Pourquoi est-ce qu’ils n’ont pas découvert la valeur la plus haute tout de suite? Cette histoire est une chose qui rend les scientifiques honteux parce qu’il apparaît que les gens ont fait des choses de ce genre: quand ils ont obtenu une valeur qui était trop supérieure à celle de Millikan, ils pensaient que quelque chose devait être faux — et ils ont cherché et trouvé une raison pour expliquer que quelque chose était peut être faux. Quand ils ont obtenu un nombre proche de la valeur de Millikan, ils n’ont pas regardé d’aussi près. Et donc, ils ont éliminé les nombres qui étaient trop éloignés, et d’autres choses du genre. Nous avons appris ces trucs de nos jours, et maintenant nous n’avons plus cette maladie.

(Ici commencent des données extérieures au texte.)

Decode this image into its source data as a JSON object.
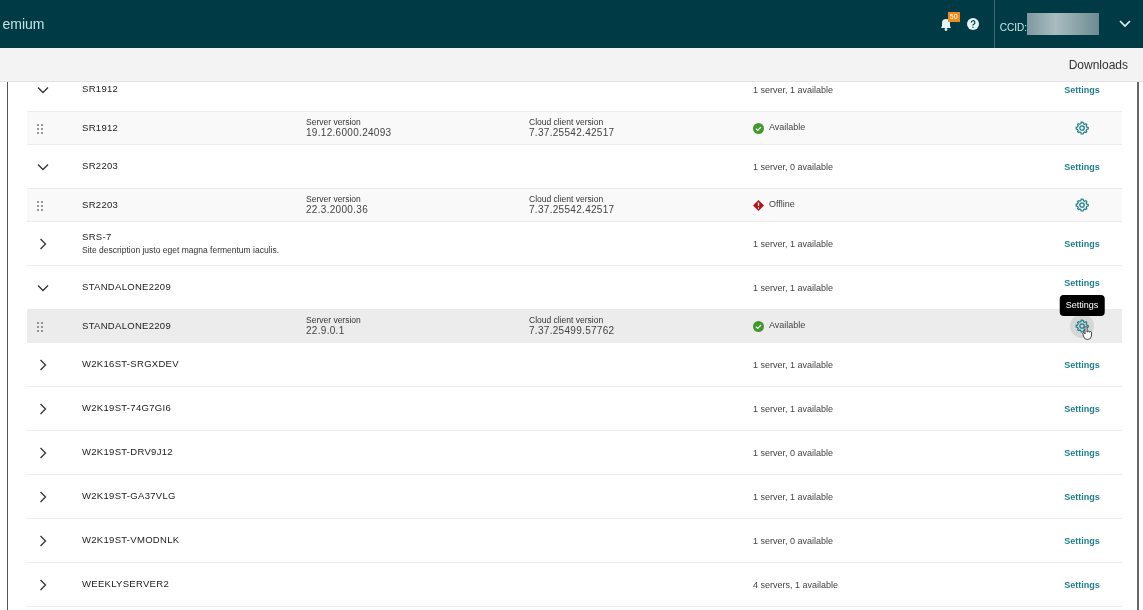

Mais cette longue histoire d’apprendre à ne pas nous duper nous-mêmes — d’avoir une intégrité scientifique totale — est, je regrette de le dire, quelque chose que nous n’avons inclus dans aucun cours que je connaisse. Nous espérons juste que vous l’ayez saisi par osmose.

Le premier principe est que vous ne devez pas vous duper vous-mêmes — et vous êtes la personne la plus facile à duper. Donc vous devez être très prudent à ce sujet. Après que vous ne vous soyez pas dupés, il est facile de ne pas duper d’autres scientifiques. Il vous suffit après d’être honnête d’une façon conventionnelle.

[…]

Quand j’étais à Cornell, j’ai souvent discuté avec les gens du département de psychologie. Une des étudiantes m’a dit qu’elle voulait faire une expérience du genre: d’autres avaient découvert que dans certaines circonstances, X, les rats faisaient quelque chose, A. Elle était curieuse de savoir s’ils feraient encore A si elle changeait les circonstances en Y. Sa proposition était donc de faire l’expérience dans les circonstances Y et voir s’ils faisaient encore A.

Je lui ai expliqué qu’il était nécessaire de répéter dans son laboratoire l’expérience de l’autre personne en premier — la faire dans les conditions X pour voir si elle pouvait obtenir elle aussi le résultat A, et à ce moment seulement changer pour Y et vérifier si A avait changé. Alors elle saurait si la vraie différence était la chose qu’elle pensait avoir sous contrôle.

Elle était très enchantée de cette nouvelle idée, et est allée voir son professeur. Et sa réponse fut, non, vous ne pouvez pas faire ça, parce que l’expérience a déjà été faite et que vous perdriez votre temps. C’était à peu près en 1947, et il apparaît que la politique générale était alors de ne pas essayer de répéter des expériences psychologiques, mais seulement de changer les conditions et de voir ce qui se passait. »

http://esgs.free.fr/fr/art/rf1.htm

À lire dans son entièreté en gardant en tête ce qui c’est passé à l’Université East Anglia.

Quand on se donne le pénible devoir de lire les nombreux et répétitifs blogs des partisans de Harper qui déblatère sur la question du réchauffement climatique,on se rend compte qu’il s’agit d’un envahissement qui ressemble à de la vile propagande de droite pour favoriser les lobbies pétroliers.L’ACTUALITÉ devrait limiter à 2 ou 3 blogs par sujet pour ne pas enlever tout intérêt aux questions discutées.La pollution peut se manifester de différentes façons comme on peut le constater ici.

Ce que je retiens des septiques et négationistes c’est leur mode de communication : On répète encore et encore le même message point à la ligne. À preuve, sur ce sujet : 33% des commentaires (13/39) proviennent de la même personne. Est-ce de l’acharnement, un moyen malhabile d’essayer de persuader les gens??? Ou est-ce que que lorsque l’on défend un point de vue indéfendable, la seule stratégie restante est de répéter encore et encore le même message en pensant que cela deviendra vraie. Un peu comme Bush et Chenney et les armes de destruction massives.

@Dr: Vous devirez vous en tenir à citer des revues scientifiques au lieu de citer des sites organisés et financés par des Think Tanks pronant le libre-marché et défendant l’intéret des pétrolières.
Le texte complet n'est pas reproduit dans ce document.